A True Champion , Good, Tue, Jan 29 2013 #(1667)

Jan 29, 2013

Dear Mr. Dawkins,

I salute you, Sir, for openly stating what you think. I concur whole heartedly with everything you have said. You are a champion!

I am and always have been someone who doesn’t fall for any of this holy mumbo jumbo.

Although my father is a catholic and my mother a protestant I have always conscientiously refused to pray, sing along and indeed participate in anything that was connected to a mythical belief of any sort.
I remember at a very young age infuriating my religious teachers by constantly asking for proof, to the point at which they threw me out of class, no doubt to be left to the ‘devil’ to deal with.
As I get older, I am now in my 40’s, I find myself at a wits end at supposed intelligent people who blindly give in to a belief in a higher being. I, apparently, should be lonely, forlorn, lost, devoid of any moral compass, on the verge of utter ruin and destined to roast in hell, just because of my inability to see the light.

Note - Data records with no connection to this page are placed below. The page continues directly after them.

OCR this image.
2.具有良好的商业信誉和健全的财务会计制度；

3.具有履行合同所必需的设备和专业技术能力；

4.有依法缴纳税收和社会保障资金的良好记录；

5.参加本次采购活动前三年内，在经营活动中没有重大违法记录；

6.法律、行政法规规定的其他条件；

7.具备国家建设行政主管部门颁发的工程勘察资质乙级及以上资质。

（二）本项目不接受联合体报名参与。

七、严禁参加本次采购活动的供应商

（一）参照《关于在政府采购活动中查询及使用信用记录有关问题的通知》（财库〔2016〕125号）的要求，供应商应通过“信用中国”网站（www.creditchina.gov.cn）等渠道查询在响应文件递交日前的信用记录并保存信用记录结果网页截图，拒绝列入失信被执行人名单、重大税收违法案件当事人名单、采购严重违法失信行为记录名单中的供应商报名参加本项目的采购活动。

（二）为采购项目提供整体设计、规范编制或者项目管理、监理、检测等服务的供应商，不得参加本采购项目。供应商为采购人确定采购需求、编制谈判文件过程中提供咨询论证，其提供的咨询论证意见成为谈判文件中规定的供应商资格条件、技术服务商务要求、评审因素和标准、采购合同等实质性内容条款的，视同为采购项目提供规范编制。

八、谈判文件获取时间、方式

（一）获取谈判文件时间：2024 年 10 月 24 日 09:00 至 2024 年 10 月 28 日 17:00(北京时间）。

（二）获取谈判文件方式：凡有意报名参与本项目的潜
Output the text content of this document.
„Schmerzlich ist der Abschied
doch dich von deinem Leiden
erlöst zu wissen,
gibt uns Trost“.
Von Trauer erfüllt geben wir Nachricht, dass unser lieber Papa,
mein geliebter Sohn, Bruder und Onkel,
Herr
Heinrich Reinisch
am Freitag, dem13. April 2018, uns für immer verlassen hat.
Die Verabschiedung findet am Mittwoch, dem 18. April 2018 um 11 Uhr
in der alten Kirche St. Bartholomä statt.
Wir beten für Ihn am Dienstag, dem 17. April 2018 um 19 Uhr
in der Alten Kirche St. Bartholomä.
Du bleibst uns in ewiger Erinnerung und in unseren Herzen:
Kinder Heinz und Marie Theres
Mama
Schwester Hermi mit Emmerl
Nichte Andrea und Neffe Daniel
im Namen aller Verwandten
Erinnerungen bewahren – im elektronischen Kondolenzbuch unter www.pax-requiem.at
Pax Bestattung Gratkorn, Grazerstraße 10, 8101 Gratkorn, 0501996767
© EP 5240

It wouldn’t be a surprise if scientist were to find a gene that favours self-deception and one, call it an equanimity gene, that makes those of us that have it, aware that the grass is green enough on our side. That would surely give us an answer.

Steven Weinberg’s assertion that it takes religion for good people to do evil things, is spot on. Which leads me to a question….as an ostensibly humane society, how far do we go to deal with those who do evil in the name of their god if the perpetrator will never see that they have done anything wrong? As someone who has a very strong sense of survival, I am inclined to firmly stand my ground.

Banning religion outright would be an answer albeit one fraught with complications.
Like alcohol, driving, and cigarettes, should participating in any religious belief only be aloud from the age of 17 or 18 on the grounds of Health & Safety. Or like sex, at the age of consent? The sweet irony of this makes me smile.

No, I believe the answer lies with us parents. I somewhat reluctantly respect my daughters school to teach tolerance of different belief systems. I am sure they are only trying to smooth the pathway of future generations, however, I fear nothing will change. From me she will learn the gift of an enquiring mind. I want her to ask questions, to the point at which she herself might be thrown out of class. She will know that being a exemplary citizen has absolutely nothing to do with religion and that she should feel contented to just be herself. I wish her not to suffer the burden of a fictitious heaven or hell.
Hopefully she will grow up to represent the future generation.

Best wishes and many thanks for sticking your neck out, so to speak.